Allobates algorei
- Conservation status: Near Threatened (IUCN 3.1)

Scientific classification
- Kingdom: Animalia
- Phylum: Chordata
- Class: Amphibia
- Order: Anura
- Family: Aromobatidae
- Genus: Allobates
- Species: A. algorei
- Binomial name: Allobates algorei Barrio-Amorós and Santos, 2009

= Allobates algorei =

- Genus: Allobates
- Species: algorei
- Authority: Barrio-Amorós and Santos, 2009
- Conservation status: NT

Species of frog

Allobates algorei, the spotted nurse frog, is a species of frog in the family Aromobatidae. It is endemic to Venezuela and Colombia.

==Habitat==
This diurnal, terrestrial frog lives in riparian primary forest habitats. It has shown some tolerance to habitat disturbance. Scientists have observed the frog between 400 and 1185 meters above sea level.
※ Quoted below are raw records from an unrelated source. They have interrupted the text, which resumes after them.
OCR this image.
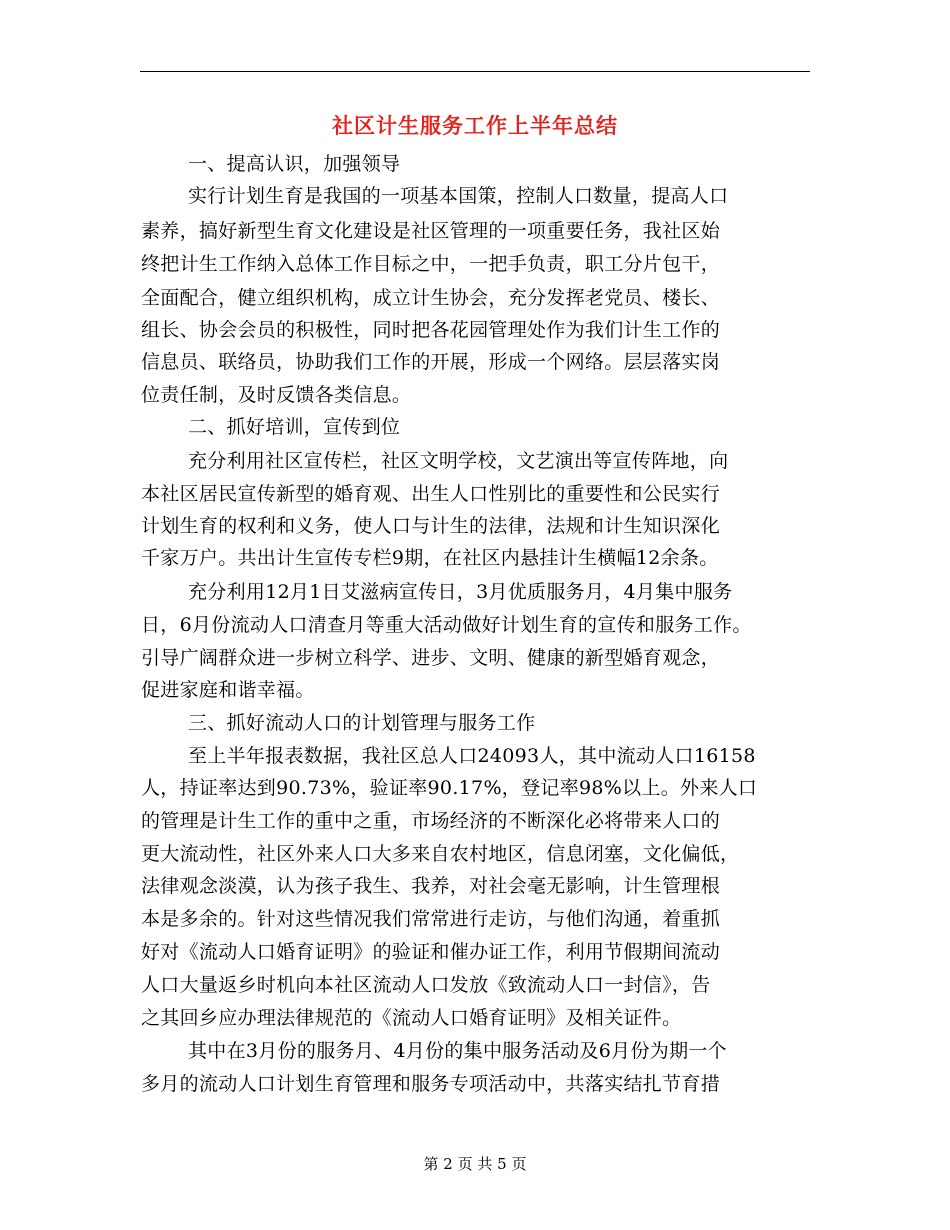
社区计生服务工作上半年总结
一、提高认识，加强领导
实行计划生育是我国的一项基本国策，控制人口数量，提高人口
素养，搞好新型生育文化建设是社区管理的一项重要任务，我社区始
终把计生工作纳入总体工作目标之中，一把手负责，职工分片包干，
全面配合，健立组织机构，成立计生协会，充分发挥老党员、楼长、
组长、协会会员的积极性，同时把各花园管理处作为我们计生工作的
信息员、联络员，协助我们工作的开展，形成一个网络。层层落实岗
位责任制，及时反馈各类信息。
二、抓好培训，宣传到位
充分利用社区宣传栏，社区文明学校，文艺演出等宣传阵地，向
本社区居民宣传新型的婚育观、出生人口性别比的重要性和公民实行
计划生育的权利和义务，使人口与计生的法律，法规和计生知识深化
千家万户。共出计生宣传专栏9期，在社区内悬挂计生横幅12余条。
充分利用12月1日艾滋病宣传日，3月优质服务月，4月集中服务
日，6月份流动人口清查月等重大活动做好计划生育的宣传和服务工作。
引导广阔群众进一步树立科学、进步、文明、健康的新型婚育观念，
促进家庭和谐幸福。
三、抓好流动人口的计划管理与服务工作
至上半年报表数据，我社区总人口24093人，其中流动人口16158
人，持证率达到90.73%，验证率90.17%，登记率98%以上。外来人口
的管理是计生工作的重中之重，市场经济的不断深化必将带来人口的
更大流动性，社区外来人口大多来自农村地区，信息闭塞，文化偏低，
法律观念淡漠，认为孩子我生、我养，对社会毫无影响，计生管理根
本是多余的。针对这些情况我们常常进行走访，与他们沟通，着重抓
好对《流动人口婚育证明》的验证和催办证工作，利用节假期间流动
人口大量返乡时机向本社区流动人口发放《致流动人口一封信》，告
之其回乡应办理法律规范的《流动人口婚育证明》及相关证件。
其中在3月份的服务月、4月份的集中服务活动及6月份为期一个
多月的流动人口计划生育管理和服务专项活动中，共落实结扎节育措
第 2 页 共 5 页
The frog's range includes some protected parks in, for example Páramos de Batallón y La Negra National Park, Chorro El Índio National Park, and El Tamá National Park in Venezuela and Tamá National Natural Park in Colombia. However, an 150-hour survey of Tamá National Natural Park did not result in any reports of A. algorei frogs there.

==Reproduction==
Male frogs hide in the dead leaves on the ground, under rocks, or in dense vegetation and call to the female frogs. Scientists infer that the female frog lays eggs on land and that, after the eggs hatch, the male frog carries the tadpoles to water, as in other species in this genus.

==Threats==
Venezuela's Fauna Red List classifies this frog as least concern of extinction and the IUCN Red List classifies this frog as near threatened. Its principal threat is habitat loss in favor of small-scale agriculture. The frog faces pollution from agrochemicals and loss of stream habitat from irrigation. Scientists also detected the fungus Batrachochytrium dendrobatidis on some of specimens, but they did not see any signs of the fatal disease chytridiomycosis.

==Original publication==
- Barrio-Amoros CL (2009). "Description of a new Allobates (Anura, Dendrobatidae) from the eastern Andean piedmont, Venezuela."